Page-a-day page-pages look like this:
Annotations to FW, the godfather of all these efforts, now dated.
"FDV:" links David Hayman's classic First-Draft Version of FW, followed by an extract of just the deepest layer. At the bottom of each page-page you should find a little mp3-player tuned to the lickety-split 17-CD FW reading by Patrick Healy.
The Fweet links are complicated (and getting comfortable with them will be a shorter-term goal), so before we start with page 3, I want to address more general questions.
The text itself is on the mustard-colored lines, with the standard page and line numbers at the start of each line. Fweet offers a font for displaying Joyce's 'sigla', but it only works if you let webpages choose their own fonts.
At the top and bottom of the Fweet pages there are links to both the Next and Previous pages. Because the Wake is a circle, the Previous page is page 628. (If we do a page a day, it should take about two years.)
There's a "Comment on Me!!" link at the bottom of the Fweet screen that you can use to suggest additions, but I'd recommend you post them here instead to make things easier for Rafael.
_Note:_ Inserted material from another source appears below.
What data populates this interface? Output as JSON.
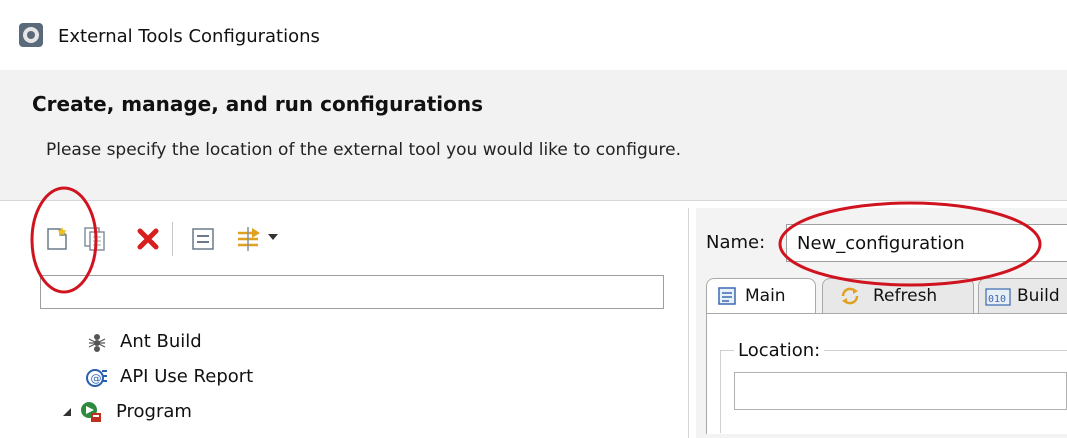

Here's an Online Shorter FW. And a listing of the changes in the new "Restored" edition (FW2): http://fweet.org/pages/fw_rest.php
If you want an ebook, I recommend the FW2. [Amazon-UK] If you want something printed, avoid the Penguin with the introduction by Bishop-- it's got the worst typos and bad printing. Any other edition you can pick up secondhand will be a better value. This one looks great. (It's nice to mark your progress with lots of underlining and marginalia.) [Amazon] [pdf]
Historical maps of Dublin
It's agreed that Joyce intended the language to be conventionally grammatical, with subjects, verbs, and objects that obey the classic rules. Sometimes it takes a lot of digging to fit the clues together.
All language has rhythm, but sometimes it's hard to tell what rhythm Joyce intended. It's always meant to express the themes of the passage, often by echoing the rhythms of other literature or song. There are lots of places where Joyce's preferred pronunciation is uncertain, with very weird Gaelic spellings especially tricky. The rhythmic echoes can be so subtle they take years to unpack.
All existing theories of what Joyce was doing and what FW is 'about' are wrong.